— ¿Dónde preferís llevar a pacer vuestro rebaño? — preguntó alguien a un viejo pastor de vacas.
— Aquí, señor, donde la hierba no es ni demasiado grasa ni demasiado magra; de otro modo no va bien.
— ¿Por qué no? — preguntó el otro.
— ¿No oís desde el prado aquel grito sordo? — respondió el pastor —. Es el alcaraván, que en otros tiempos fue pastor; y también lo era la abubilla. Os contaré la historia.

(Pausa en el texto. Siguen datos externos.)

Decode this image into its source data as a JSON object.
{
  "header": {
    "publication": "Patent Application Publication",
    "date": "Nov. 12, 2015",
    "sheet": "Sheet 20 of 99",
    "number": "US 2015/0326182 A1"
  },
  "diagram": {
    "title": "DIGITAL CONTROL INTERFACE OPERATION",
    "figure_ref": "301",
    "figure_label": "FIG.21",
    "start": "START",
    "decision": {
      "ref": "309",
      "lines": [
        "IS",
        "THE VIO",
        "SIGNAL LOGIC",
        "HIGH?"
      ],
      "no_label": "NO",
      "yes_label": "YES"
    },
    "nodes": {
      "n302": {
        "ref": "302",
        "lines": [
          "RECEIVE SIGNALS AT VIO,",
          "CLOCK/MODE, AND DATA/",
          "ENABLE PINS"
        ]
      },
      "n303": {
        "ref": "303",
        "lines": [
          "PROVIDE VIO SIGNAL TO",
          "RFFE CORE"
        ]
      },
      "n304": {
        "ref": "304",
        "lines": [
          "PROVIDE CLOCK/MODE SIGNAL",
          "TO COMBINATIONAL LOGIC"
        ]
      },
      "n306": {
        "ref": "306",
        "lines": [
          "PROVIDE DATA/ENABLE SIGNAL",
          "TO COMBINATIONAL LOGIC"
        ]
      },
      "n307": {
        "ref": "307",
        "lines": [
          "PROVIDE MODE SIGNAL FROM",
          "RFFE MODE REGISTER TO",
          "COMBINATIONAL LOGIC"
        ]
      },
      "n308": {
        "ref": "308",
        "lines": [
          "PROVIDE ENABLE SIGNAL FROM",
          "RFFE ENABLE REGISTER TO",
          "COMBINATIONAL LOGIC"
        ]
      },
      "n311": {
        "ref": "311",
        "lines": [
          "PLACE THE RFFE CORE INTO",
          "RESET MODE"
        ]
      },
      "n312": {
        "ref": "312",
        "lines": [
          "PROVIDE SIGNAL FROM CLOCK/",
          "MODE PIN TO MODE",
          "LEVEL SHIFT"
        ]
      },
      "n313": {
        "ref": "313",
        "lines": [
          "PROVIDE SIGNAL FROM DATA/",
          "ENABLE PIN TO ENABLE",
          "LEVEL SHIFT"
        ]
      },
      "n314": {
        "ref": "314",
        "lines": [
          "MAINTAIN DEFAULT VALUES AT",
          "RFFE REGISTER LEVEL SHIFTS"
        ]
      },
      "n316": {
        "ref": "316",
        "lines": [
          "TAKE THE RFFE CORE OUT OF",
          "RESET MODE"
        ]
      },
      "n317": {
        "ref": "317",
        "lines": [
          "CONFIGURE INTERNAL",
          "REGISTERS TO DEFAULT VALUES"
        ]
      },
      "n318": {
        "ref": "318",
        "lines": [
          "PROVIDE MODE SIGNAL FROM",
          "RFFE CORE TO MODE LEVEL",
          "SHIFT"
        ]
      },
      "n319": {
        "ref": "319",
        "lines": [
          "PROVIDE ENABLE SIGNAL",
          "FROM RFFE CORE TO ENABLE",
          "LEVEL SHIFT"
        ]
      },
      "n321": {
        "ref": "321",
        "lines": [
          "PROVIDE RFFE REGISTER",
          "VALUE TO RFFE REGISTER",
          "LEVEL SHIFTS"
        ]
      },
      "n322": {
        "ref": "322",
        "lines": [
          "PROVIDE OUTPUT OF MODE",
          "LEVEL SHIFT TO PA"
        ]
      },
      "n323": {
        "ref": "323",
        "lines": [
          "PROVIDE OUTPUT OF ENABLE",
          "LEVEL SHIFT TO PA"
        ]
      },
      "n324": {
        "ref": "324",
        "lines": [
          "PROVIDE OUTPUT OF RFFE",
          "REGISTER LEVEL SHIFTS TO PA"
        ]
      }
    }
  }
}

El alcaraván guardaba su ganado en prados verdes y grasos en los que crecían las flores en profusión; por ello sus vacas se volvieron bravas y salvajes. En cambio, la abubilla las conducía a pacer a las altas montañas secas, donde el viento juega con la arena; por lo cual sus vacas enflaquecieron y no llegaron a desarrollarse. Cuando, al anochecer, los pastores entraban el ganado, el alcaraván no conseguía reunir sus vacas, pues eran petulantes y se le escapaban. Ya gritaba él: "¡Manchada, aquí!"; pero era inútil; no atendían a su llamada. Por su parte, la abubilla tampoco podía juntarlas, por lo débiles y extenuadas que se hallaban. "¡Up, up, up!," les gritaba; pero todo era en vano; seguían tumbadas en la arena. Esto sucede cuando no se procede con medida. Todavía hoy, aunque ya no guardan rebaños, gritan: el alcaraván, "¡Manchada, aquí!," y la abubilla. "¡Up, up, up!."